Er vermisste Jolene. Wieso hatte er nicht geahnt, wie sein Leben ohne sie aussehen würde?
Sie war so weit weg, und jeden Tag geriet sie unter Beschuss, musste Bomben ausweichen und sich den unvorstellbaren Bedingungen anpassen. Und was hatte er ihr mit auf den Weg gegeben? Ich liebe dich nicht mehr.
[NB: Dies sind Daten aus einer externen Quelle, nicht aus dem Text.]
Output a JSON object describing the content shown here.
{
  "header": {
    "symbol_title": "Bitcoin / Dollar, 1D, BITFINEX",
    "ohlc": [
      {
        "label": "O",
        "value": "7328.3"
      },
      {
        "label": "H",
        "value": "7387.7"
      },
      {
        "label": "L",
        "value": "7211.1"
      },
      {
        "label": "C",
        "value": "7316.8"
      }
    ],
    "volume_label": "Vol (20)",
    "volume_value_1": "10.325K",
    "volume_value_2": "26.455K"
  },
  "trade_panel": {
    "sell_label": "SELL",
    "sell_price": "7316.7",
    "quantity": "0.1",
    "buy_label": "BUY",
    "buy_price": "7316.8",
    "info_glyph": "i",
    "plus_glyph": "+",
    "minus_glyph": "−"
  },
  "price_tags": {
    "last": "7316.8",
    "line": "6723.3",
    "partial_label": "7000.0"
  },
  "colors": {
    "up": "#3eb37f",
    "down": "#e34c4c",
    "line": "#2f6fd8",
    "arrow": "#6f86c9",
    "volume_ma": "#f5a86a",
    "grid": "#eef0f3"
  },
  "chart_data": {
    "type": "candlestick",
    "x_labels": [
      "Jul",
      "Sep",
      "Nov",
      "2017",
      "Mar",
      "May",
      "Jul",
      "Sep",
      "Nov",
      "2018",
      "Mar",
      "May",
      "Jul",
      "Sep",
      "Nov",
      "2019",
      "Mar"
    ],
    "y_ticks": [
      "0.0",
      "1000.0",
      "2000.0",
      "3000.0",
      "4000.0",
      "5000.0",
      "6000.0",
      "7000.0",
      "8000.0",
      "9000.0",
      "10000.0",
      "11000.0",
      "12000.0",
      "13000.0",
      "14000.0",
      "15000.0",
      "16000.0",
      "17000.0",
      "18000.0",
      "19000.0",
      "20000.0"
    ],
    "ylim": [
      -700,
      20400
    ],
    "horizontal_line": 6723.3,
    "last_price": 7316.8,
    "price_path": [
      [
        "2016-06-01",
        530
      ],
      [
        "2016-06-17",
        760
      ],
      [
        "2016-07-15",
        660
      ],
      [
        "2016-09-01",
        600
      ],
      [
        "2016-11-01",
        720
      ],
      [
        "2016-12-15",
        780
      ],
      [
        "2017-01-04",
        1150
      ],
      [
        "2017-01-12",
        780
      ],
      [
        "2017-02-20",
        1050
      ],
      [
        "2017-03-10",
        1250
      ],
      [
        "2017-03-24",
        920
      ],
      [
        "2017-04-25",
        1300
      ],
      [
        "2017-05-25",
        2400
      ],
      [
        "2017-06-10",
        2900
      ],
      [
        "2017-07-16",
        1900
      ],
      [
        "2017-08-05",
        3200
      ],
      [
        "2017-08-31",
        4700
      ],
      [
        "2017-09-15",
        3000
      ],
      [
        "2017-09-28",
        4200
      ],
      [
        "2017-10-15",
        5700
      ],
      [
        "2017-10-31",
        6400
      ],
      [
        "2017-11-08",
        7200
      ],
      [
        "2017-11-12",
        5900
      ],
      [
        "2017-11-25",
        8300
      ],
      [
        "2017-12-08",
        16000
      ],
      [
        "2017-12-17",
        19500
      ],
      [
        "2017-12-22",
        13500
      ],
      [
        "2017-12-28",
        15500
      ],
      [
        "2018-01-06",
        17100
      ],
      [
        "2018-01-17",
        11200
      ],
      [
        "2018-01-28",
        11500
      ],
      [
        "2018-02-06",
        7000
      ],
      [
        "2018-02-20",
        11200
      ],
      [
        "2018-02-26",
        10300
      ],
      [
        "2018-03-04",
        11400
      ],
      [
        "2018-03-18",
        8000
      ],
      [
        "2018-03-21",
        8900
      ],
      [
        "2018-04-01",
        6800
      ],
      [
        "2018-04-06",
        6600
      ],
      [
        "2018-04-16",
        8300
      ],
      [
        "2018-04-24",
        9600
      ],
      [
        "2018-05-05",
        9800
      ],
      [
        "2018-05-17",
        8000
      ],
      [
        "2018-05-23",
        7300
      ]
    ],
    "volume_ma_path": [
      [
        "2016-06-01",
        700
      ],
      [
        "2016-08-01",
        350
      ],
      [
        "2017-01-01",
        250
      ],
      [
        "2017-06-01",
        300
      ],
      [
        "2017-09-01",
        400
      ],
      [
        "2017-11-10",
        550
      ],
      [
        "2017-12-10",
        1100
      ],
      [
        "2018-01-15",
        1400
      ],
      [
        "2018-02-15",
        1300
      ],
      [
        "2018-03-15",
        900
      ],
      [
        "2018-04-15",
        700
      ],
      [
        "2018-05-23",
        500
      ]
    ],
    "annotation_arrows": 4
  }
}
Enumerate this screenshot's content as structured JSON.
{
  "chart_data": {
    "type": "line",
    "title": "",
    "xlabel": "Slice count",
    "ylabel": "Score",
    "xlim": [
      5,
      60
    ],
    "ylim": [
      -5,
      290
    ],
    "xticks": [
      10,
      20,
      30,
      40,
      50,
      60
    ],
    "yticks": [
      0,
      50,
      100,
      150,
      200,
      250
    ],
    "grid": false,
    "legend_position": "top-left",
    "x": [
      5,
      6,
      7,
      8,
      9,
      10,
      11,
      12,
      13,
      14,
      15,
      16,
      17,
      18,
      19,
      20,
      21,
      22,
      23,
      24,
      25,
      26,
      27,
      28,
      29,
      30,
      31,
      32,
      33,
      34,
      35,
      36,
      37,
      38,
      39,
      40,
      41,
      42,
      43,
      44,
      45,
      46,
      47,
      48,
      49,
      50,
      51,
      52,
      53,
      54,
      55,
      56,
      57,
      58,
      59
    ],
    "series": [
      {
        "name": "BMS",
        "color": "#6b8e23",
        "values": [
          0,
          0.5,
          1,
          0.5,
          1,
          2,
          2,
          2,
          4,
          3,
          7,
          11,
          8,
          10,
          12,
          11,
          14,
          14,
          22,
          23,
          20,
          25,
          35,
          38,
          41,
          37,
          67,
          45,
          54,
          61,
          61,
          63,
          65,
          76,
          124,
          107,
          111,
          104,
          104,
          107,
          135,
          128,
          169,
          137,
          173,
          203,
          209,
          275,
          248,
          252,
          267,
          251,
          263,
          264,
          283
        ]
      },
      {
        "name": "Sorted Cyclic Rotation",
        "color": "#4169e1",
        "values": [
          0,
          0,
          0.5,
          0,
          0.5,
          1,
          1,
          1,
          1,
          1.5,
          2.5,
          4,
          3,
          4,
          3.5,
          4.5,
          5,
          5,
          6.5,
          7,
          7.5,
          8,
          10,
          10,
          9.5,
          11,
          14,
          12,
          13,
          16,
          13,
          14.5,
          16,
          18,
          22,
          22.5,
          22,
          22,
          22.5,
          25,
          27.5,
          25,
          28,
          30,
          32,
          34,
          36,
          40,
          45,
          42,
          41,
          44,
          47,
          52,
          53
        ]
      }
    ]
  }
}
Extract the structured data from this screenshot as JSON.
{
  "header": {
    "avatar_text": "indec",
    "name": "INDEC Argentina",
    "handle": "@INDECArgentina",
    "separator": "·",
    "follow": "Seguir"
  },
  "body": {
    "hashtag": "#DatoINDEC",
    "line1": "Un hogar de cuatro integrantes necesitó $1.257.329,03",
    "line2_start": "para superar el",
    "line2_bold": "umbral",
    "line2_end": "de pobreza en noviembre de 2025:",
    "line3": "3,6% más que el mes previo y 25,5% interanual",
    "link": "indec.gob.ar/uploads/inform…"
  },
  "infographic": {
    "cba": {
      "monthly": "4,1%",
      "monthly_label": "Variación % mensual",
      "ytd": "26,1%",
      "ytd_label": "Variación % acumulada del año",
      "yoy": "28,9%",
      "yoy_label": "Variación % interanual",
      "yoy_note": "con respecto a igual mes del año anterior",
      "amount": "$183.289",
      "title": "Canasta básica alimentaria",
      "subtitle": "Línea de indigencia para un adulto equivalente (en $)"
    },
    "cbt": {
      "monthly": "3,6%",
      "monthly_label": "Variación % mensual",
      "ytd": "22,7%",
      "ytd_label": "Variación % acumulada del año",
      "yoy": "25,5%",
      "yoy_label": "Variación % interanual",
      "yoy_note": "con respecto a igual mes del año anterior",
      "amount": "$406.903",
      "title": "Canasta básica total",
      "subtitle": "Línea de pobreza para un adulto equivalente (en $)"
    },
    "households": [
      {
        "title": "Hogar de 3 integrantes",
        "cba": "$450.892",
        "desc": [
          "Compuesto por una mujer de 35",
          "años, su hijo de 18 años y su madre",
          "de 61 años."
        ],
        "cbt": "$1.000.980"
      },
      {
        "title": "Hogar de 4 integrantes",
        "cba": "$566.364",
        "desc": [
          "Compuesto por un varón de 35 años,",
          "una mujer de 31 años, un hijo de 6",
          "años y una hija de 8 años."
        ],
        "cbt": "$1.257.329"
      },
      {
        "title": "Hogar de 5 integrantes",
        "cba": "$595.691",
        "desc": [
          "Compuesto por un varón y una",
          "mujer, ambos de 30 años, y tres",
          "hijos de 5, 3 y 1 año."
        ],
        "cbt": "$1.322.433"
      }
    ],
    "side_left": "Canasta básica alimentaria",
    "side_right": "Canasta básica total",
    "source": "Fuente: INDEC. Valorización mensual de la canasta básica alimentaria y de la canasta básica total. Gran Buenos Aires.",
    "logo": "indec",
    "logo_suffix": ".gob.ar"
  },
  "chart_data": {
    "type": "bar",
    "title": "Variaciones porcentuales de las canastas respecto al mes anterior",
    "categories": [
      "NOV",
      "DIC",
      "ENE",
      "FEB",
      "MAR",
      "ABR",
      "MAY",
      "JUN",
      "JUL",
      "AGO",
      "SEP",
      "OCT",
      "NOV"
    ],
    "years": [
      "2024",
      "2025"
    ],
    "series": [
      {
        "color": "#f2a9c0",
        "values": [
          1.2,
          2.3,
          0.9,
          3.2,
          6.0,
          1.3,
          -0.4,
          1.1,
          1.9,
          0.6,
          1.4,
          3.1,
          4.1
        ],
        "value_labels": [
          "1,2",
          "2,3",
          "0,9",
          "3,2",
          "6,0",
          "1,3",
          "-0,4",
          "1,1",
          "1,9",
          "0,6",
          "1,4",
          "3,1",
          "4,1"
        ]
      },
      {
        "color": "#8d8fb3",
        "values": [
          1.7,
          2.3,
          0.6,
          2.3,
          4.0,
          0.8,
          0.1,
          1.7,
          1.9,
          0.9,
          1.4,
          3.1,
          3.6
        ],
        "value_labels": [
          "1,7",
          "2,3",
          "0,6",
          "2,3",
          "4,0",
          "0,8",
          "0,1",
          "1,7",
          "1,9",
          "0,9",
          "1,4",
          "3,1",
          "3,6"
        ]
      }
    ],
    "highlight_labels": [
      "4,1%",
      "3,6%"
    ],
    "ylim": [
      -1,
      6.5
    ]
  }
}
Er ging zum Fernseher und schaltete ihn an. Wie immer war ihre neueste Videokassette eingelegt; die Mädchen sahen sie sich immer wieder an.
Er drückte auf Play .
Und da war sie, Jolene in Uniform lächelte in die Kamera und zeigte auf Plätze rings um Balad – hier ist der Laden, wo wir den guten Kuchen bekommen …
Seine Frau.
Als die Kassette zu Ende war, blieb das letzte Bild stehen. Jolene und Tami, beide in Uniform, standen Arm in Arm beisammen. Jolene lächelte zwar, aber er erkannte die Wahrheit in ihren Augen. Sie hatte Angst und war auch einsam.
Ein schmerzhaftes Bedürfnis, mit ihr zu reden, überkam ihn.
Aber er konnte sie nicht anrufen. Er konnte ihr nur einen Brief schreiben.